A recent article I read argued that the US justice system is often too lenient on perpetrators of sexual assault. Not only that, but there can also be a significant disparity in sentencing based on race, socio-economic status, etc. As Rachel Denhollander tweeted regarding the article, “The answer is horrifically simple. We just don’t think sexual assault is all that bad.” I can’t speak to anything about the US justice system personally, but based off the testimonies of sexual abuse/assault victims in religious spaces, churches are often too lenient on perpetrators, too. Except churches call that leniency “grace.”
Victims, however, call it “betrayal.” Why, you may ask, do victims call it that? Because the “grace” churches often extend to perpetrators isn’t grace at all. It’s cowardice. Or good intentions rooted in deception. Or flat out favoritism. Maybe all three. Regardless, when churches offer “grace” to perpetrators without consequences, it’s a symptom of a much deeper problem — ignoring the depravity of the sin itself and how deeply rooted it is in the individual. And why is ignoring the depravity of both the sin and the perpetrator so bad? Because if you can ignore that, you can ignore the relational/emotional/physical/spiritual carnage the perpetrator left behind. I’m oversimplifying here, but it often seems to boil down to this — responding to the victim (if a church recognizes the atrocity of sexual assault/abuse) may take years of care and concern, understanding and presence; responding to the perpetrator (if a church doesn’t recognize the atrocity of sexual assault/abuse) only requires a conversation about forgiveness and a push for behavior modification. Sadly, ignoring the depravity of sexual abuse/assault often seems to be a matter of convenience — a convenience at the expense of the Gospel itself.
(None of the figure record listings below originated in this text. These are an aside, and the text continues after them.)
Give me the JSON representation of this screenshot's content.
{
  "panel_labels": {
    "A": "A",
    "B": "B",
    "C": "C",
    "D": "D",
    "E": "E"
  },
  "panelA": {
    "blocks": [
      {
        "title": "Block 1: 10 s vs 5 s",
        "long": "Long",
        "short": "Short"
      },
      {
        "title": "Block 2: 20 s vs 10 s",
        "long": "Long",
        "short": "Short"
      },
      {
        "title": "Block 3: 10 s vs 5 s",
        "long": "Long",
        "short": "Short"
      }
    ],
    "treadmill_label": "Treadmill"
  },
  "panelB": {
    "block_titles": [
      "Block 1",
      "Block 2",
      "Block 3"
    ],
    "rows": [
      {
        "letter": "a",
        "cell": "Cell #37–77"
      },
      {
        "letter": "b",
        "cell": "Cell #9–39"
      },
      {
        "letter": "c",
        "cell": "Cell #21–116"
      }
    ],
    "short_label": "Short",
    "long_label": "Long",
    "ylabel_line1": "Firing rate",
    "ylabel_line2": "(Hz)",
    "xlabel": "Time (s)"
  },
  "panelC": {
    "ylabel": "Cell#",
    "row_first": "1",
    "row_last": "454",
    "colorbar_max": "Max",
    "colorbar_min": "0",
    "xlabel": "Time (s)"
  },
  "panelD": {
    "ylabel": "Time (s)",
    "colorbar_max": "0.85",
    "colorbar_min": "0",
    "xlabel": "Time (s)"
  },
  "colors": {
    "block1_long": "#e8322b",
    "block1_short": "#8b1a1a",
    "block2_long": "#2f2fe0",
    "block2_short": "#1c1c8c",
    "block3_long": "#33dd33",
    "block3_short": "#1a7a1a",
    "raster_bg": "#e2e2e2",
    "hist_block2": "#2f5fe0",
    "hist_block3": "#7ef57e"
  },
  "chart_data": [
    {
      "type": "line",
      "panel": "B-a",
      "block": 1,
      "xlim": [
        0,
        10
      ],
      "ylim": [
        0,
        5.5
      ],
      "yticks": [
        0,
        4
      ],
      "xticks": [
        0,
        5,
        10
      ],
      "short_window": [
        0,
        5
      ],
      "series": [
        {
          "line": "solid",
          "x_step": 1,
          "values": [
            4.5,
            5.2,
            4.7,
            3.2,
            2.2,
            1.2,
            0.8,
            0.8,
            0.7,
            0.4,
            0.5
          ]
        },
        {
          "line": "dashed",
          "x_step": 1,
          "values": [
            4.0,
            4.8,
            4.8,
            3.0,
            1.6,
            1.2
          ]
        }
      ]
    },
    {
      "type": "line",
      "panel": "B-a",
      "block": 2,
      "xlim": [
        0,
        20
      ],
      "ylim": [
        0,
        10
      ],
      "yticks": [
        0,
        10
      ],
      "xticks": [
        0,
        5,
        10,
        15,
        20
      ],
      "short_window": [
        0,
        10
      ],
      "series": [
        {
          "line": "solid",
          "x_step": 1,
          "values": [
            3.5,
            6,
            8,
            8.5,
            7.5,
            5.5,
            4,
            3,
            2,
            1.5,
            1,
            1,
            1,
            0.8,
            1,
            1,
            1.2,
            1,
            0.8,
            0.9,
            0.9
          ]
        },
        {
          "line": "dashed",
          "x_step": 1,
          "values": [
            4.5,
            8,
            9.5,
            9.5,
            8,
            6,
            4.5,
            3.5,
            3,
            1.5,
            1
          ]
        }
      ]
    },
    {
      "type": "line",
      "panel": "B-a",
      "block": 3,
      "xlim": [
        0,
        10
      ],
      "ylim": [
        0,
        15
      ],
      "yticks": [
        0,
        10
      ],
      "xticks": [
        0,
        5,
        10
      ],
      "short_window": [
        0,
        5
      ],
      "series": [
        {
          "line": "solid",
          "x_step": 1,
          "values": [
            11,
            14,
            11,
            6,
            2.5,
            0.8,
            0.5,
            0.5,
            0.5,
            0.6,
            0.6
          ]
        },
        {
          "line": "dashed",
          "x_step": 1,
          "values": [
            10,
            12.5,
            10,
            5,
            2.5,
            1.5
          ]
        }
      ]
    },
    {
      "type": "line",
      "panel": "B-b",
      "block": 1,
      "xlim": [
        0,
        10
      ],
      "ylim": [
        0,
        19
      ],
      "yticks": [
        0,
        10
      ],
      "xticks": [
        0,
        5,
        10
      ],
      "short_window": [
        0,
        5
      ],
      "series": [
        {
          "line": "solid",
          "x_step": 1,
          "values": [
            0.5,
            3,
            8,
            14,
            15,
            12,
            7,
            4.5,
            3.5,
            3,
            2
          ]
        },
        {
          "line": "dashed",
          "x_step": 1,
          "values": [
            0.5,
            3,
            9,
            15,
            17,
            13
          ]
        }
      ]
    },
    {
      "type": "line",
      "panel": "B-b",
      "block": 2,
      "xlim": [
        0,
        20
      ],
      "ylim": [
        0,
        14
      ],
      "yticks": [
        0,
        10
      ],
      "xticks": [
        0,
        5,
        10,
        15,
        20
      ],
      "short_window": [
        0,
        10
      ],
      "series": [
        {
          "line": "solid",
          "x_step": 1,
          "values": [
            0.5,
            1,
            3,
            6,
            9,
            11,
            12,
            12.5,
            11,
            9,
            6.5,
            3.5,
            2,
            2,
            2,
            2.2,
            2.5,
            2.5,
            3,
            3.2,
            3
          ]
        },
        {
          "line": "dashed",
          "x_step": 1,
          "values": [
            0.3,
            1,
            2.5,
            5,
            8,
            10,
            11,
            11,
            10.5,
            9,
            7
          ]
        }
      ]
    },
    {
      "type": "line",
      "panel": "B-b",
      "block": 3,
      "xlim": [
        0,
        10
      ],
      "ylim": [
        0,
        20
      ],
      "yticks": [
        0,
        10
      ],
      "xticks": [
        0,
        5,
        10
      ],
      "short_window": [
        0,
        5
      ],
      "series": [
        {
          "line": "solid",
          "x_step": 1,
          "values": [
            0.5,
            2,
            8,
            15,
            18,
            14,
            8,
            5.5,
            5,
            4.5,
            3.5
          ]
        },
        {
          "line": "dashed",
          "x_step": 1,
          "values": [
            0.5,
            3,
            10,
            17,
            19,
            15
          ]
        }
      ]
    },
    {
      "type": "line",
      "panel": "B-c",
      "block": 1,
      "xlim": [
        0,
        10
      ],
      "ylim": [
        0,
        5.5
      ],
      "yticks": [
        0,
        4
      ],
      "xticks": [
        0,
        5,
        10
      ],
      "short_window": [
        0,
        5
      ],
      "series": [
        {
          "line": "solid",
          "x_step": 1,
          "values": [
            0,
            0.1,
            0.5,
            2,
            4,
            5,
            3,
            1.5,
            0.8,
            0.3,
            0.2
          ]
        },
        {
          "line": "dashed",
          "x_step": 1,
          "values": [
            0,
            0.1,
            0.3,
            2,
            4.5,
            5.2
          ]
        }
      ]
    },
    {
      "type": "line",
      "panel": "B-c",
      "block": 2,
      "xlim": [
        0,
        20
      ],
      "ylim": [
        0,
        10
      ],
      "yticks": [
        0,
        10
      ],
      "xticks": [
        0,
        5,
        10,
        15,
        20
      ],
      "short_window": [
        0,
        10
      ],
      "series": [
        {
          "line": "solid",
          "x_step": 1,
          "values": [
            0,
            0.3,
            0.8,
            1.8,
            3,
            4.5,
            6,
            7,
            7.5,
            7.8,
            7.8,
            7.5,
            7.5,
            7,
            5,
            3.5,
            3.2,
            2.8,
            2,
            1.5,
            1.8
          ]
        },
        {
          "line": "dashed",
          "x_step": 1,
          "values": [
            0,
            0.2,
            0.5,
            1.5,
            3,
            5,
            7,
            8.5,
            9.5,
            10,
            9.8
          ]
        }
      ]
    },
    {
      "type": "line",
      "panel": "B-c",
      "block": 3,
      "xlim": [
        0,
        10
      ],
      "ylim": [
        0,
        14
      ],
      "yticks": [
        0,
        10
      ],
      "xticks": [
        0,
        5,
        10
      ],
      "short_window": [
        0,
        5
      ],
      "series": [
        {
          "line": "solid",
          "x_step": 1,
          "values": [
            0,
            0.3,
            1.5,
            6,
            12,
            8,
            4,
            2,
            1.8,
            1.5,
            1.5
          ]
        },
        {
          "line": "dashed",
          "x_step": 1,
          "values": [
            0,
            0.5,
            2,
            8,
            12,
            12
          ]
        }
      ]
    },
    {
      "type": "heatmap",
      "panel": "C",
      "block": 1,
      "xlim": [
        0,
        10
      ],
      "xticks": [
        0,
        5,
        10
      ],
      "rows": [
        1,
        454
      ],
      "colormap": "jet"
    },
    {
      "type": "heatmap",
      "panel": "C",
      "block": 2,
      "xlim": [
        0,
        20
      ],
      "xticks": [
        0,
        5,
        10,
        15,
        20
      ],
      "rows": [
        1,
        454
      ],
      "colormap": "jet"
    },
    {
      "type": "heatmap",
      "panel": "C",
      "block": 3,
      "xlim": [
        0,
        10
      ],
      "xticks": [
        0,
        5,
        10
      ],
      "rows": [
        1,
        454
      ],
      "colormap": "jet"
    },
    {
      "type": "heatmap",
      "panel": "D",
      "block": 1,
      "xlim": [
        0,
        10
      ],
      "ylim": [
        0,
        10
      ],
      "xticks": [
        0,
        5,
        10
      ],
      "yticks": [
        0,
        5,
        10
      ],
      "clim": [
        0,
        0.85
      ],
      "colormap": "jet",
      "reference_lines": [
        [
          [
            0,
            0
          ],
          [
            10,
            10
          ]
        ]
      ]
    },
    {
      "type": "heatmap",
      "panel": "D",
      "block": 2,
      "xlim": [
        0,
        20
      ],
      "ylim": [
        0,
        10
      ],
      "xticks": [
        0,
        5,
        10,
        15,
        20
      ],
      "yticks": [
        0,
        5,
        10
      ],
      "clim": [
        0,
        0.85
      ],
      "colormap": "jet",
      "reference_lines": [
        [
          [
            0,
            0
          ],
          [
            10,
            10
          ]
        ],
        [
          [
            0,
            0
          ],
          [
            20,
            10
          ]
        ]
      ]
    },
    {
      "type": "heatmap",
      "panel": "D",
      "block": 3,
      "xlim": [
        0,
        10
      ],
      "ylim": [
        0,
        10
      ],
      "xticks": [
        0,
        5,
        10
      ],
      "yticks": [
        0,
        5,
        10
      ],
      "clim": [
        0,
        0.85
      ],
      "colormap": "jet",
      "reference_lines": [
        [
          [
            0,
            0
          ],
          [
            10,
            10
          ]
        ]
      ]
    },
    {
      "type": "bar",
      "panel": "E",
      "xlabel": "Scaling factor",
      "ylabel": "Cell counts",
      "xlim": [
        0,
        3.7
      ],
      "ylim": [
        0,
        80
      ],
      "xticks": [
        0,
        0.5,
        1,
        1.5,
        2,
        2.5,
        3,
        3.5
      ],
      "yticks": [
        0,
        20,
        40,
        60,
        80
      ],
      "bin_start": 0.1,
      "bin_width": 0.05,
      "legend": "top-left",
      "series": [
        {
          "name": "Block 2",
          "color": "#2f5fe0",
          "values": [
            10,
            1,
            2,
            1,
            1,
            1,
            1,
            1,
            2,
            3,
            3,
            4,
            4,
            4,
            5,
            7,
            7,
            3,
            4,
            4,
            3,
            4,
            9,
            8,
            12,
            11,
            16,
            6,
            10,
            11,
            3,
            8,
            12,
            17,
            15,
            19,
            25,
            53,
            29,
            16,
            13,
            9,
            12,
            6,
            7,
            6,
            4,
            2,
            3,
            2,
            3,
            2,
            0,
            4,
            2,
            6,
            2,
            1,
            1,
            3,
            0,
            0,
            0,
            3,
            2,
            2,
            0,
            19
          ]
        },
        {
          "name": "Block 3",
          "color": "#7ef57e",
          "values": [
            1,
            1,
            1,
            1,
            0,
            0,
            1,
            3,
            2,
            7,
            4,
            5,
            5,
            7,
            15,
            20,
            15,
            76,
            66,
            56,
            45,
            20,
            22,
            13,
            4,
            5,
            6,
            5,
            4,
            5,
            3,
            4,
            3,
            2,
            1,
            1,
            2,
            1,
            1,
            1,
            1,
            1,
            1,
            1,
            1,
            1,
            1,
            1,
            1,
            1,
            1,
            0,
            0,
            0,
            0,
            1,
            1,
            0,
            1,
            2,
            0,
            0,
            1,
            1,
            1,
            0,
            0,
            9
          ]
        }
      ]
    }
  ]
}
This refusal to understand and confront the evil of sexual abuse/assault is especially grievous when church leaders/members abuse others, particularly children. I have heard more than one trauma expert call the sexual abuse of children “demonic.” I couldn’t agree more. Sexual abuse attacks the very core of a child’s being. It attacks his/her personhood, agency, and value. It is a direct attack on God’s image in a child as s/he begins to understand the world and his/her place in it. What better way to destroy a child’s understanding of his/her inherent value as an image bearer of God than to attack the essence of his/her humanity and reduce him/her to a disposable object? If that is not demonic, I’m not sure what is.
Although I wasn’t abused in church and never disclosed my sexual abuse as a child, I’ll give you an example from my own experience:
Right before being sexually abused by a church leader (an elder in my denomination, no less), he said, “I love you . . .” It was one of the cruelest things he could have said. Why? Because in that moment of evil after he said it, he destroyed my capacity not only to understand love but also to accept it as something good and beautiful. He took “love” and twisted it into an evil that I have yet to recover from. And isn’t that what sin does? To take something good and twist it into something horrible? As a result, for decades I could not associate the word “love” with care and concern and goodness and safety — only depravity and fear and betrayal. Being told “God loves you” or “Jesus loves you” from the pulpit by well-meaning pastors only triggered hyper-vigilance and immediate distrust. I hoped Jesus loved me. I prayed that he loved me. But I could never be sure largely because of this elder’s depraved use of three words. Needless to say, this man robbed me not only of my agency and felt personhood but also of any confidence that God could love me and would never betray me. It was a lie from the pit of Hell that I am still tempted to believe.
Despite this, I certainly do not believe that perpetrators of sexual assault/abuse are beyond God’s grace and I pray for their repentance and salvation in Jesus Christ. But as a survivor, I challenge churches to recognize the demonic elements of child sexual abuse and the horrors of sexual assault particularly as it relates to abusers within the church. I don’t have all the answers. I really don’t and I’m not going to pretend that I do. But unless churches tangibly acknowledge and confront the depravity of these types of sins, they remain on very shaky ground in claiming to extend “grace” to perpetrators and “healing” to victims. If you don’t believe me, read an expert on the subject.
But, dear Christian, take heart in understanding and confronting these things as devastating as they might be. Ultimately, the greater our recognition of human depravity, the more we can praise and worship our Savior for saving us from it because, “Redeeming love has been (our) theme. And shall be ‘til (we) die.”